False.  Your first duty is to the public health, safety and welfare.  The building code is the minimum of that standard and the building department is the enforcement branch of those laws (they aren't suggestions).  Other parts of that branch include your licensing board, who can deny you ever being licensed if you knowingly violate the code of ethics.  It can get into criminal law if something seriously goes wrong.  You aren't above the laws, nor are they forgiving on 'circumstances'. "I just hypothetically planned the escape route for that bank heist officer... They told me they were going to do it, but 'technically' I didn't pull the heist."  Good luck with that argument.

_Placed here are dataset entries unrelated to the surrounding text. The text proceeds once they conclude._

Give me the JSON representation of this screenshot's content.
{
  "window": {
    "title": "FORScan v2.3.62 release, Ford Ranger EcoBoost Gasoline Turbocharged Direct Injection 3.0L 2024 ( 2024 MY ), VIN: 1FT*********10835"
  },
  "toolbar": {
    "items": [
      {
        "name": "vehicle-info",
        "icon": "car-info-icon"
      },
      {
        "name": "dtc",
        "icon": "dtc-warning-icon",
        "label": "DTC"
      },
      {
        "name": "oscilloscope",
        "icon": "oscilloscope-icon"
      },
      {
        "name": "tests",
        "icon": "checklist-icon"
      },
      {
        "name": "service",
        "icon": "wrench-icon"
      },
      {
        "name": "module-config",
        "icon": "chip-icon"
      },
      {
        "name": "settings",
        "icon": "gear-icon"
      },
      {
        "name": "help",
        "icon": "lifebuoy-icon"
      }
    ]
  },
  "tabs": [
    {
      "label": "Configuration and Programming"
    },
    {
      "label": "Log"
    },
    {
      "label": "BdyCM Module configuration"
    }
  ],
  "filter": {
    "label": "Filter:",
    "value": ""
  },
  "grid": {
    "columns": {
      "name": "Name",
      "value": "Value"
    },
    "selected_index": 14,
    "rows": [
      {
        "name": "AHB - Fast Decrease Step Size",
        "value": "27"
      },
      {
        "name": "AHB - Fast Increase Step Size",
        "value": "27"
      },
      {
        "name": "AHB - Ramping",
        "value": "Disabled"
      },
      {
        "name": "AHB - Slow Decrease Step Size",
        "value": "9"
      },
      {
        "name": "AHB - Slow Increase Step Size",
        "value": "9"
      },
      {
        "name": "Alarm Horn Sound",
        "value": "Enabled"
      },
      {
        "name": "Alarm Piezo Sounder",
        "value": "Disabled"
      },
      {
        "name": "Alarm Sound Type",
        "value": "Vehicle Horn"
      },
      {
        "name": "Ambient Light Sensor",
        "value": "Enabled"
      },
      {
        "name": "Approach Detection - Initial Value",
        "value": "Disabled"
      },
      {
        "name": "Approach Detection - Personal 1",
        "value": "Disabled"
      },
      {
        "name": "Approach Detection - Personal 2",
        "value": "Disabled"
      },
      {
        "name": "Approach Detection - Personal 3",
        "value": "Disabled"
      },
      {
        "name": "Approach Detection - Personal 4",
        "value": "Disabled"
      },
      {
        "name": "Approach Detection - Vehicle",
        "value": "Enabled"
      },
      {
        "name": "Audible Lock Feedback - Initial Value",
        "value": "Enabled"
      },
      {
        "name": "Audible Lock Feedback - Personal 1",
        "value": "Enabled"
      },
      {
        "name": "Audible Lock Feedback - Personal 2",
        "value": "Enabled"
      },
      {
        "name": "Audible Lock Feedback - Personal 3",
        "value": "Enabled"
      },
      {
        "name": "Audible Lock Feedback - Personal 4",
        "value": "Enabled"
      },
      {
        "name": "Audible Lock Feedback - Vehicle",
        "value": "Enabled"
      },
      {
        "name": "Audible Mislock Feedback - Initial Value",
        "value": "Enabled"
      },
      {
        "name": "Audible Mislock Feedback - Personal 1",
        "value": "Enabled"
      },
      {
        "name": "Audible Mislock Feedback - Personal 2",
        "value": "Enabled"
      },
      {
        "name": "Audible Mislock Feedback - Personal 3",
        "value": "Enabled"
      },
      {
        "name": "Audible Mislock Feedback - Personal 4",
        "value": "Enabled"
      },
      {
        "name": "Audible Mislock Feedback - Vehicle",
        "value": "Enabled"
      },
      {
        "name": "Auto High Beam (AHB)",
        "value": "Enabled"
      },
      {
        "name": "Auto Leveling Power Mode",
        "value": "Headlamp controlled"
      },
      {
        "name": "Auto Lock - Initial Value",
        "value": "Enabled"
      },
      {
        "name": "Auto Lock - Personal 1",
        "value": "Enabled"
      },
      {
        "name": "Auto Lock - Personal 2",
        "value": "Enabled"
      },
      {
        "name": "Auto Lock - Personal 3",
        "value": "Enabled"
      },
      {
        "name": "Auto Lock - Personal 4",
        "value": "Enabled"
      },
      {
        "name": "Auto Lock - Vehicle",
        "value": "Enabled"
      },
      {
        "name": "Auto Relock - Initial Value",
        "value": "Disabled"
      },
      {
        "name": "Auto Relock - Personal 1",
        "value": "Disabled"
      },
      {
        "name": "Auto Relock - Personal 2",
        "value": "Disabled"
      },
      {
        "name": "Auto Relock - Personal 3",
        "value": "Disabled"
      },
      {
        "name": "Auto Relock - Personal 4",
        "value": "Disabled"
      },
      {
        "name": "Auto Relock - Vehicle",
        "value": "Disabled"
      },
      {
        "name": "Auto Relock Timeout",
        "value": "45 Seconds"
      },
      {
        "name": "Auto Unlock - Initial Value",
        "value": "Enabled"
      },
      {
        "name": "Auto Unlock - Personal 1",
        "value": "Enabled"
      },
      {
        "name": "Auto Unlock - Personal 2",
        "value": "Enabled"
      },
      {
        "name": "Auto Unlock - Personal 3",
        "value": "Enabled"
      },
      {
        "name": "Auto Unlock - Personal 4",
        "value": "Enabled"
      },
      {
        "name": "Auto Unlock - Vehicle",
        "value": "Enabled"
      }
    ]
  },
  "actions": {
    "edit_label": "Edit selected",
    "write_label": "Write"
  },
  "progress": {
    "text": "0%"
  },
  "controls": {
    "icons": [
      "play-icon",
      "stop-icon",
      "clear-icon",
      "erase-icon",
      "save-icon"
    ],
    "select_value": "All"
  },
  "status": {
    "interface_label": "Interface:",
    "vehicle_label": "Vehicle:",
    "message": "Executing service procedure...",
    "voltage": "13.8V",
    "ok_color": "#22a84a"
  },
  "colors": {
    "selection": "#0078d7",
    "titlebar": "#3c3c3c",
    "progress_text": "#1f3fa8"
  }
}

A secondary system is civil court; Usually only comes into play when there are damages like healthy, safety, welfare.. (oh, and not from just that client, but whomever owns the building after or a neighbor complaint or someone like the bank holding the note (the real owner)....).  At that point, they just need to prove (via those emails) that you knew and played a role in violating the minimum that the codes and laws set forth and that there is a damage... And I'm guessing uninsured.... So that means they'll come after you personally.

So, you are taking a risk for your future career and your own finances.  Not saying it IS going to happen or even likely, it just could be possible.  Is this client/money worth that risk? 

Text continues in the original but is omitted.